DALLAS (AP) — Former college football television analyst Craig James on Monday filed a religious discrimination lawsuit against Fox Sports that contends he was fired because he had expressed opposition to gay marriage during a failed run for the U.S. Senate.
The former running back for Southern Methodist University and the New England Patriots is seeking at least $100,000 in damages. Fox hired him in August 2013 — months after he lost the Texas Senate primary to Ted Cruz — only to fire him days later.
James filed his suit in Dallas County, where he is seeking a jury trial to hear claims against the network that include breach of contract and violations of state law.
Fox Sports didn't immediately respond to an email seeking comment Monday on the lawsuit, and a Dallas attorney for the network did not immediately return a call for comment.
James was a longtime color commentator for ESPN who quit to run for the Senate in 2012. During the campaign, James said he opposed gay marriage and that gay people would one day "have to answer to the Lord for their actions."
Last year, James filed a complaint with the Texas Workforce Commission over his firing. Fox later issued a statement saying James was hired by regional executives and was not "properly vetted."
James has alleged that a national Fox Sports spokesman told The Dallas Morning News that James was terminated from Fox Sports Southwest for religious beliefs against same-sex marriage.

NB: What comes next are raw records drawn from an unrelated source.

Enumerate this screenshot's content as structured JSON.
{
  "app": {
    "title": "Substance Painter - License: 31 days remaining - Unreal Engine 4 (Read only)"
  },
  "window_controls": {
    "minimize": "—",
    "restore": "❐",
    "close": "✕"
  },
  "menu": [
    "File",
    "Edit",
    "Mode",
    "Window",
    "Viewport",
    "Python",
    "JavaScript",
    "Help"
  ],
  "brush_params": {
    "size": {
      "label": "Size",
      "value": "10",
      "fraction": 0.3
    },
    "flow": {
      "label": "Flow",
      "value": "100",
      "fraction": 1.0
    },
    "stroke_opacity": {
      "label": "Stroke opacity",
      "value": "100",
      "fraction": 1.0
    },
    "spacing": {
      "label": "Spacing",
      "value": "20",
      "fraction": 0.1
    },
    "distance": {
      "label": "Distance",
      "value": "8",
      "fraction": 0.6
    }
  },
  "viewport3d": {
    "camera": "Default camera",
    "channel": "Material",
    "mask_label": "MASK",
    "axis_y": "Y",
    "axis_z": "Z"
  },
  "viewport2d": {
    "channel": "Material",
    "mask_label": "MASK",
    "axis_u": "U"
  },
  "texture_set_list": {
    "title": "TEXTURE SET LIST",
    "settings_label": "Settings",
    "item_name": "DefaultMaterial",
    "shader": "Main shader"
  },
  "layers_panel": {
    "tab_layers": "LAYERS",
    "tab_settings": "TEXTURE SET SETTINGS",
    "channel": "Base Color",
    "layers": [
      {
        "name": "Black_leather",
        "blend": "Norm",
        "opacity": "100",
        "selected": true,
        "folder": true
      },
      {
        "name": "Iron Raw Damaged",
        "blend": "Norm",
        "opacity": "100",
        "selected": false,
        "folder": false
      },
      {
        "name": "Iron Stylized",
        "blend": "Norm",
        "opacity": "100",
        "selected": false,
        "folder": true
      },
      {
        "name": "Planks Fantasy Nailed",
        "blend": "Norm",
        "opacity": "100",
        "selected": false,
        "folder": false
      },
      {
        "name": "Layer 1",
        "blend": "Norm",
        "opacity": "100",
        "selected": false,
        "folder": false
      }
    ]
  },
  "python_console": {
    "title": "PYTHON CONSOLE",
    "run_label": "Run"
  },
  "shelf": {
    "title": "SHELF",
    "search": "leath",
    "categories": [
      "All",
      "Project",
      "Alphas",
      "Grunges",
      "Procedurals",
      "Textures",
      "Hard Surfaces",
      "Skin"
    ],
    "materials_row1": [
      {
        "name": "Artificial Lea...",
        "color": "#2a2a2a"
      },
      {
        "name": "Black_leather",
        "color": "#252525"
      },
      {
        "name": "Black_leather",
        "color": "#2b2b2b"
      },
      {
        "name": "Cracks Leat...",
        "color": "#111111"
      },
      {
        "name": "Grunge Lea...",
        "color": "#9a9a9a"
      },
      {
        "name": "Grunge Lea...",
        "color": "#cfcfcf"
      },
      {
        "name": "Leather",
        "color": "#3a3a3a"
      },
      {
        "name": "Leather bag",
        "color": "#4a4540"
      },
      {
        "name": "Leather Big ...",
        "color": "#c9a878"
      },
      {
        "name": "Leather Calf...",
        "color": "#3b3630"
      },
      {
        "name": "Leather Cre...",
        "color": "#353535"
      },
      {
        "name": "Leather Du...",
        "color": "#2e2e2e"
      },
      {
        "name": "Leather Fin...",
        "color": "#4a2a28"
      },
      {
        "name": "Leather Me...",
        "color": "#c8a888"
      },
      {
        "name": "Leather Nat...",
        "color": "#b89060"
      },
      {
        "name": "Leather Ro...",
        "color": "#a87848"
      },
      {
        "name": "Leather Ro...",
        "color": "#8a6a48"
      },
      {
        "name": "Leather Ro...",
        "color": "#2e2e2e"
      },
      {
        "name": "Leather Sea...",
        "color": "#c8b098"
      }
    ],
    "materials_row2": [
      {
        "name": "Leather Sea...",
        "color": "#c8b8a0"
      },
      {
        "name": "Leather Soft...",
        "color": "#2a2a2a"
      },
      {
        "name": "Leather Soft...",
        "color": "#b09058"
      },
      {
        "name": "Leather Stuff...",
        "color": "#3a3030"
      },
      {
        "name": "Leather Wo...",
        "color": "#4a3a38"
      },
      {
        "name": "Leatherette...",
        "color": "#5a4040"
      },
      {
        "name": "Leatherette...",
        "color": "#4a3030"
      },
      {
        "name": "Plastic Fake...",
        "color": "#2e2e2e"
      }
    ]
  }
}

James is being represented in his lawsuit by the Texas-based Liberty Institute.
Hiram Sasser, deputy chief counsel with the conservative advocacy group, said that when Fox fired James, the network publicly stated that his view on marriage was a reason. Sasser said that James was fired after Sports Illustrated magazine contacted Fox about the hiring in light of James' comment during a primary debate that he opposed gay marriage.
"It's pretty rare that a company engages in religious discrimination in the firing of an employee and then issues a statement confirming that's the reason," Sasser said.
In its statement last year, Fox called James "a polarizing figure in the college sports community" and said "the decision not to use him in our college football coverage was based on the perception that he abused a previous on-air position to further a personal agenda."